CLEAN CARS: Engineers work on electric vehicles at the Beijing New Energy Automotive Co. on November 7 (CFP)

To ensure the long-term fund, developing countries said at the Doha conference that they need at least $60 billion from 2013 to 2015 to deal with droughts, floods, rising seas and storms caused by climate change.

"We know that the United States and the EU are facing financial difficulties, so we propose the mid-term fund," Xie said. "They should give a clear answer."

Connie Hedegaard, EU Commissioner for Climate Action, said EU donors who are willing to continue giving money are also willing to give in the short term.

But in order to scale up to $100 billion a year, there is no way but through public money, said Hedegaard. The EU needs time to find out how they can leverage private financing through public money, or secure more private sources.

Stern said the United States will continue the long-term goal of mobilizing funding by 2020 in the context of mitigation and transparency.

While some developed countries agreed to continue providing money, whether mid-term or long-term, developing countries are still in doubt.

"When it comes to political statements, developed countries are ready to support, but in terms of figures, they are not fulfilling their commitments," said Larbi Djacta, Minister Counselor in charge of G77 of the Permanent Mission of Algeria to the United Nations.
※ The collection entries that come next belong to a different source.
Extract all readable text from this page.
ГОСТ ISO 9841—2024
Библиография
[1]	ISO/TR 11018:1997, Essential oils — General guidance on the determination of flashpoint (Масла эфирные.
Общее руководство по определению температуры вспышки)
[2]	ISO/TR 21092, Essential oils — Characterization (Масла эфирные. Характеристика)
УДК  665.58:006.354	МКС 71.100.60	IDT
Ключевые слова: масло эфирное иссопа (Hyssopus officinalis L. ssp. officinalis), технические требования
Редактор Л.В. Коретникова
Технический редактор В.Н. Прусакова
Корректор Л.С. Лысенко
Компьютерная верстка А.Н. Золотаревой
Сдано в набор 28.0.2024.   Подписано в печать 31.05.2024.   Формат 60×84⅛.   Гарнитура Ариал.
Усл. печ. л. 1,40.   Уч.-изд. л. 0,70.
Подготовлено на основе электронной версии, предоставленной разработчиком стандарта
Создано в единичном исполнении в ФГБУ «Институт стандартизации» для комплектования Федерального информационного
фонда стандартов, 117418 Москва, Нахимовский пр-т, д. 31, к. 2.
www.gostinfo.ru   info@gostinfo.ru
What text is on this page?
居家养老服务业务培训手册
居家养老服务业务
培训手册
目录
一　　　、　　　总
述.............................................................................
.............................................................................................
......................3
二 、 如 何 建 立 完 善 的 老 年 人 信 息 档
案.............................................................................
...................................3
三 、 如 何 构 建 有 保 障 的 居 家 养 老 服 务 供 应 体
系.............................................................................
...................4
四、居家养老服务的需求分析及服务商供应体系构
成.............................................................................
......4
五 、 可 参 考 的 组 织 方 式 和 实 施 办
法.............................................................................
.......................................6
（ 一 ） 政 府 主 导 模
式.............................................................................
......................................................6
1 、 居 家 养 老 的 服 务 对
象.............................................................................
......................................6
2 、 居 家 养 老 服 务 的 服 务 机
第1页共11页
G77 is the largest intergovernmental organization of developing countries in the United Nations, in which Algeria currently holds the chairmanship position.

"The only thing developed countries have to do now is to fulfill their commitments, and the means of implementation is our biggest concern," said Djacta.

The means of implementation, according to Djacta, refers to supporting developing countries financially, helping them in technology and enhancing their capacities, which could make it possible for them to adapt to the challenge of climate change and enable their capacities to face the adverse impact of climate change.

"We obviously need financial assistance, capacity building and technological assistance," said Dr. Mariyam Shakeela, Minister of Environment and Energy of the Republic of Maldives. The country is one of the small island states that are most vulnerable to climate changes.

"Our infrastructure was not built to adapt and we need climate-resilient methods to build communities," said Shakeela. "So we need the money and technology."

But achieving a balanced result also means that China hopes that all previously agreed upon commitments before 2020 should be implemented, said Xie, head of the Chinese delegation.

On the basis of this result, China will provide and has provided some money to help developing countries through South-South cooperation, he said.

Facing a dilemma

While China has emerged as the world's second largest economy, it has become the world's largest carbon dioxide emitter, and its per-capita emission is around the world's average level.

"In tackling climate change and seeking sustainable development, China is facing enormous challenges," said Xie.

'We're not surprised that emissions are rising significantly in China," said Hedegaard. "Latest statistics we've seen show that actual emission levels are growing even more than its GDP is growing."

The challenge for China is to try to decouple economic growth and growth in emissions, she said.

A country's emission level will increase in tandem with economic growth, but when emission peaks, the level will remain stable for a period and then begin to drop, said Xie. It resembles an inverted U-shaped curve.

Developed countries' emissions stopped increasing when their per-capita GDP reached $40,000-50,000, said Xie. "But China's per-capita GDP is only about $5,000 and China's emission is at the climbing stage."

However, with efforts, China's emission can peak when its per-capita GDP is only half of the developed countries' peak level, he said.